Même en ces termes, la définition n’est pas satisfaisante. L’apparente limitation de l’antisémitisme à une attitude qui « s’exprime » par de la haine envers les Juifs semble trop étroite ; elle ne rend pas compte de conduites qui, bien que ne s’exprimant pas comme de la haine envers les Juifs, sont cependant clairement des manifestations d’antisémitisme. Elle écarte par exemple des pratiques sociales ou institutionnelles discriminatoires. 

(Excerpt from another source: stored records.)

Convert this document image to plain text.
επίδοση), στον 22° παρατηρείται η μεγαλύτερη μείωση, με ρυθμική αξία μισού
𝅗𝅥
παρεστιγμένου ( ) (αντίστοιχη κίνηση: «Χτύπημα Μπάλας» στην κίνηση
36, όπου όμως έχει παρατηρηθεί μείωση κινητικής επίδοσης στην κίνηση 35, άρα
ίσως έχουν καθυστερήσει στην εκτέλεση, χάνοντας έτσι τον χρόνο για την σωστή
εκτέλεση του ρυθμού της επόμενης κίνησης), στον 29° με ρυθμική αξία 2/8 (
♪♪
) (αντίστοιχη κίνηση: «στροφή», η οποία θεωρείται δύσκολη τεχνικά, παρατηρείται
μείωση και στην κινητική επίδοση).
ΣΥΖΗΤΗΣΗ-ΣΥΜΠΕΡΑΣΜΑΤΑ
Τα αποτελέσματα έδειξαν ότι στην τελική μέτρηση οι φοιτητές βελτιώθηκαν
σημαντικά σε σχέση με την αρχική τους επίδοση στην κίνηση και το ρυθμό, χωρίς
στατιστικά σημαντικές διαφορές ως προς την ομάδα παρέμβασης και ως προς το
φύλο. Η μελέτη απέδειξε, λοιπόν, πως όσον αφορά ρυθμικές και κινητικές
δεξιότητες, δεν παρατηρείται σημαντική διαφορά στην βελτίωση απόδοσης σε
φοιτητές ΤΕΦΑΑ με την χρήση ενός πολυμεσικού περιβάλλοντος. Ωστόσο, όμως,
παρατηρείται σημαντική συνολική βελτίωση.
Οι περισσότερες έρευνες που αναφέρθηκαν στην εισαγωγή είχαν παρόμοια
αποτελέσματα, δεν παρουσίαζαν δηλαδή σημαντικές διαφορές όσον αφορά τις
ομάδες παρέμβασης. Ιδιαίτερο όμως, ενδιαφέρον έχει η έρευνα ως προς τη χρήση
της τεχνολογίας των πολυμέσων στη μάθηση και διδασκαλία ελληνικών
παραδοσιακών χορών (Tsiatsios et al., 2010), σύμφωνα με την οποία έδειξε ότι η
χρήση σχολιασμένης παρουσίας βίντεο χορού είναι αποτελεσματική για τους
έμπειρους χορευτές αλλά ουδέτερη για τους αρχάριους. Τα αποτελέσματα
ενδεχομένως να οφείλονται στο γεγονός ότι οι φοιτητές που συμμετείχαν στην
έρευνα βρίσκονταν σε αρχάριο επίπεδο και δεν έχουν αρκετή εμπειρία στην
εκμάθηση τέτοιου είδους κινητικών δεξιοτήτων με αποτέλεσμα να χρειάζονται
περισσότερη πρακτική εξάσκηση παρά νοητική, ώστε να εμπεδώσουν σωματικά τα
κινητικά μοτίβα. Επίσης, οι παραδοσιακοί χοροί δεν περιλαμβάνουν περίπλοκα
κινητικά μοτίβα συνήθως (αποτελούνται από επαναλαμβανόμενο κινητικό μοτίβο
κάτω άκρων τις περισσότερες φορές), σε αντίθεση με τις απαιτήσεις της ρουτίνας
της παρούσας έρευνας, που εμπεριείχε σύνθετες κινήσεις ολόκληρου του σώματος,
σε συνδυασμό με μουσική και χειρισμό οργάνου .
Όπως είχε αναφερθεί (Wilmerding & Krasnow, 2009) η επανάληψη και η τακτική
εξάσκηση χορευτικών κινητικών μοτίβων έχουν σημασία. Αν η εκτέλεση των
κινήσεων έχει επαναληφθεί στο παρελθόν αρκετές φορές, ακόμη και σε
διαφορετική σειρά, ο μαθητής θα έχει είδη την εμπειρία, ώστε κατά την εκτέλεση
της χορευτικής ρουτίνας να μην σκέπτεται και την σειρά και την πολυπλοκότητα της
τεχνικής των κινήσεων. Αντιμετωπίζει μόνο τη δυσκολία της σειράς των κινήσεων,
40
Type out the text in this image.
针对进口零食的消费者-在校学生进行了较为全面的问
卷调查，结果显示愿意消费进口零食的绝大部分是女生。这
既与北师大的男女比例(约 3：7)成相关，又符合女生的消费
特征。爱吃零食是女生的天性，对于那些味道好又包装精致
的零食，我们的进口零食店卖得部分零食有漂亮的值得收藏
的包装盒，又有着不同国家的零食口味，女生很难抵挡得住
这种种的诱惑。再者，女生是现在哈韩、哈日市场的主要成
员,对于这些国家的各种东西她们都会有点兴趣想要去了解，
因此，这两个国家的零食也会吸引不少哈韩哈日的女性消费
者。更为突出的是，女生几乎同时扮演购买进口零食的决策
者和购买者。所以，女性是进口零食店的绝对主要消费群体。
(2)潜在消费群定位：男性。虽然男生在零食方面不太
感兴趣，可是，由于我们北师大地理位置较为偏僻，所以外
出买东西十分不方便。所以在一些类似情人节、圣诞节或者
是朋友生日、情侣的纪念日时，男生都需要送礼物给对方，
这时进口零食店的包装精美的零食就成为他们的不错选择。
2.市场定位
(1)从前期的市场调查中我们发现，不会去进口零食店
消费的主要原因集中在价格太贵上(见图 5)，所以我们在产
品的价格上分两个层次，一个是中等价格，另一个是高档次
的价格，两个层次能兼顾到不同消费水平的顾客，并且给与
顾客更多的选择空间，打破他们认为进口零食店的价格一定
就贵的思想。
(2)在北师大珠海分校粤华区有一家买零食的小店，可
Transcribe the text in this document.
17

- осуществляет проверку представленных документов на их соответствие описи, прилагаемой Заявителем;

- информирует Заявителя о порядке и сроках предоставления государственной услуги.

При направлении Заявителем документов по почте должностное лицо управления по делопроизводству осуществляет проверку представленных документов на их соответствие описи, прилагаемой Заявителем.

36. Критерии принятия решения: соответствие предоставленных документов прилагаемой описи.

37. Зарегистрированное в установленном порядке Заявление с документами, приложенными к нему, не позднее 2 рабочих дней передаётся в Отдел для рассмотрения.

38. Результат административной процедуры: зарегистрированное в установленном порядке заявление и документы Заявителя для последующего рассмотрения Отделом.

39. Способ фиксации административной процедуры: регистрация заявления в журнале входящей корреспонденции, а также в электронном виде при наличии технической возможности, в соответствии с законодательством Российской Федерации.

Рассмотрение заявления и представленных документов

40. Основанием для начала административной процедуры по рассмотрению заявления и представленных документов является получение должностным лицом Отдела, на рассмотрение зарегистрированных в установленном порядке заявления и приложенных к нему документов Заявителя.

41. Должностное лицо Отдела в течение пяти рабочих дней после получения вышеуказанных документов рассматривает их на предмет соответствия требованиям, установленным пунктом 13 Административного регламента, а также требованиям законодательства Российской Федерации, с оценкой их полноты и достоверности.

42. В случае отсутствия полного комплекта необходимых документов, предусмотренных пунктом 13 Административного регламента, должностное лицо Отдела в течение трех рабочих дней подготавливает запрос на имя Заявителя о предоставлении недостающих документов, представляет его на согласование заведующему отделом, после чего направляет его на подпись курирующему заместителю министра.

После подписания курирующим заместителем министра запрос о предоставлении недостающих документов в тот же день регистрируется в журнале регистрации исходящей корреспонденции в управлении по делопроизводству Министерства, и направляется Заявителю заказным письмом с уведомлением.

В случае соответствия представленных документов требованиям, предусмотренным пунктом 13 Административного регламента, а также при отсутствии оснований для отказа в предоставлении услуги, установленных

  1. Ce problème de formulation de la Définition de l’IHRA la rend très difficile à utiliser comme un « outil ». Il est évidemment très peu satisfaisant pour le gouvernement d’« adopter » une définition qui manque ainsi de clarté et d’exhaustivité. Cela signifie qu’on peut anticiper un manque de cohérence dans son application et un possible effet de frilosité des organes publics qui, en l’absence de définition claire, pourraient chercher à sanctionner ou interdire certaines conduites qui ont été déclarées antisémites par des tiers sans appliquer de critère d’évaluation clair.
  2. Troisièmement, il est important de noter la structure de la Décision de l’IHRA. La Définition de l’IHRA est contenue dans les deux phrases rapportées au paragraphe 2 ci-dessus. Le reste de la décision consiste, comme indiqué dans la Décision de l’IHRA, en « des exemples qui servent d’illustration ». Ces exemples doivent être lus à la lumière de la définition elle-même et ne peuvent ni étendre ni restreindre sa portée. Tous doivent être considérés comme des exemples d’activités qui peuvent adéquatement être considérées comme manifestant « de la haine envers les Juifs ».
  3. Dans beaucoup des exemples donnés, la « haine envers les Juifs » est évidente et indiscutable. Par exemple, « accuser les Juifs de conspirer contre l’humanité », ou « justifier le meurtre ou l’agression de Juifs au nom d’une idéologie ou d’une religion » impliquent évidemment de la « haine envers les Juifs ». Cependant, dans certains cas, les exemples ne se réfèrent pas explicitement à la condition de « haine » et nécessitent donc des précisions5. Je vais étudier deux des exemples donnés, bien qu’il s’agisse d’une remarque générale.
  • « Accuser des citoyens juifs d’être plus loyaux à Israël, ou de priorités juives supposées dans le monde, au détriment des intérêts de leur propre nation. » Ceci doit être lu à la lumière de la définition. Une telle accusation ne serait antisémite que si elle était motivée par la haine des Juifs. Si, par exemple, l’accusation était motivée par la croyance raisonnable qu’un citoyen juif en particulier ou qu’un groupe de citoyens avaient démontré par leurs paroles et leurs actions que leur loyauté à Israël était plus grande que leur loyauté à leur propre nation, l’accusation ne pourrait pas être adéquatement considérée comme antisémite. 
  • « Nier au peuple juif le droit à l’autodétermination, en prétendant par exemple que l’existence de l’État d’Israël est une entreprise raciste. » Cela doit, à nouveau, être lu à la lumière de la définition. Le déni du droit à l’autodétermination pour les Juifs pourrait résulter d’une analyse particulière de la nature du peuple juif (motivée, par exemple, par des considérations religieuses) qui n’aurait rien de commun avec la « haine des Juifs ». En outre, à moins qu’une telle affirmation soit motivée par la haine des Juifs, il ne serait pas antisémite d’affirmer que le fait qu’Israël se définisse lui-même comme un état juif, donc par sa race, et que des Israéliens non-juifs et des non-Juifs sous sa juridiction soient discriminés, fait que l’État d’Israël est actuellement une entreprise raciste. 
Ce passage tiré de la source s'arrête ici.